I’m not really sure what this story is about, but ever since the election I can’t stop thinking about all those elderly faces watching me, and how it felt to talk about evil when we all disagree about what evil is.
***
I started work at the nursing home in August 2015, and by December, I excelled at ducking and dodging all sensitive topics with my congregation. It was a politically and racially diverse hospital, which seemed like a really good reason to just talk about Jesus Loves Me all the time. I avoided “taking a stand” like it was my job (I may have actually told folks that it was my job). I was Chaplain Laura Jean for the middle-aged Midwestern white man as well as the black trans woman on suicide watch. My work was to be present to every member of the community, to love well, to listen well, to hold them up in prayer, and when preaching, to preach the Gospel of grace and the unfailing, unrelenting, unstoppable love of God through Jesus Christ.

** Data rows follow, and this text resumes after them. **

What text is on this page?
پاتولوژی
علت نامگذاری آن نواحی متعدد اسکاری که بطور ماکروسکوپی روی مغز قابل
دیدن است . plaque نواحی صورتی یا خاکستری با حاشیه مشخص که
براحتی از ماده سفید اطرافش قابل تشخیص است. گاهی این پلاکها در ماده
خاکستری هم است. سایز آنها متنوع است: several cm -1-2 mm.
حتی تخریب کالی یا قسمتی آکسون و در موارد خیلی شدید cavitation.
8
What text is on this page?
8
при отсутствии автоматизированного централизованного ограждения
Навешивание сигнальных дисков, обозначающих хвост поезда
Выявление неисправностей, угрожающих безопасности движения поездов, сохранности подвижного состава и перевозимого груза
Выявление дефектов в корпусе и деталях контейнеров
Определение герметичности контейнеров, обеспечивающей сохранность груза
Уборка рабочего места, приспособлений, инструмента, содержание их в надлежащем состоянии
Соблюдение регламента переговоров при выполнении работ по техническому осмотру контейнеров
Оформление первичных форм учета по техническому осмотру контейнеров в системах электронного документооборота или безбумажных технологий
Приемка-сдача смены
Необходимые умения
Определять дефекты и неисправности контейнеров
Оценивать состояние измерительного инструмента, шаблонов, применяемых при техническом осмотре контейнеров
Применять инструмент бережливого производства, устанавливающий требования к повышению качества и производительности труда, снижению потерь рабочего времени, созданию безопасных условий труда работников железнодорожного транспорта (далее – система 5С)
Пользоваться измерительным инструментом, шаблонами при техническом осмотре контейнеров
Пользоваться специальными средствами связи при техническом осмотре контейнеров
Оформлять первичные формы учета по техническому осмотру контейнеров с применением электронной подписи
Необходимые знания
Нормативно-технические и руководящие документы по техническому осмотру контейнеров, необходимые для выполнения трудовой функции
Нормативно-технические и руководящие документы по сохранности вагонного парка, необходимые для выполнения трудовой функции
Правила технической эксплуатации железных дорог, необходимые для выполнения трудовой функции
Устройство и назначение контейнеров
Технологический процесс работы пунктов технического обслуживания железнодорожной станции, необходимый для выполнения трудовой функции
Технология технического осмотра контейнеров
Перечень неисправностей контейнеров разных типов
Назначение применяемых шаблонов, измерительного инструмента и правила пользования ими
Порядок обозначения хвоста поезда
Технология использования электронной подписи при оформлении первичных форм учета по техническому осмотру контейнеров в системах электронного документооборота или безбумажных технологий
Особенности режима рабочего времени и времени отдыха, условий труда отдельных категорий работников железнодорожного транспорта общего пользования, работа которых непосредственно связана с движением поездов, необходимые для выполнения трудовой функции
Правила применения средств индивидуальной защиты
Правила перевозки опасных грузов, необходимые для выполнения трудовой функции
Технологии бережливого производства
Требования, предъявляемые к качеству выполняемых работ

I underestimated a central part of life in the nursing home, though. Everyone – every political, religious, ethnic, and racial identity – was watching the news. And they were watching it non-stop. There isn’t a whole lot to do in a nursing home except play Bingo (not a stereotype! We loved Bingo!), sing old Broadway musicals (my favorite unofficial Chaplain Position was Broadway Pianist), and watch the news. By October, every time I knocked on a door, my patients – my congregation – wanted to talk politics. They wanted to talk to the chaplain about the primaries and the election and the immigrants and the “urban crime” and police violence and the gay agenda and the racist politicians. So I listened super well to everyone, and tried to ask thoughtful questions, and worked hard to be present to every member of the community. […]
Then the week after Christmas, a grand jury declined to indict the police officer who killed Tamir Rice, a twelve year old Black boy playing with a toy gun. […]
What I had started to feel somewhere in my gut was suddenly out loud and in my face. I had worked so hard to “be present to every member of the community” by avoiding difficult issues in public. That week I realize that my avoidance was also a statement – a statement of non-presence to my Black residents. My silence said that both sides of the issue of racism had equal weight and that as a spiritual leader I was committed to letting evil hide as long as it was uncomfortable for me talk about. I had chosen the most vulnerable members of my congregation, and had decided that I’d address their fear and sorrow and anger privately, just in case I unsettled a cart of apples that I didn’t have the skills to re-bag.
I had another sermon prepared for that day, and I threw it away.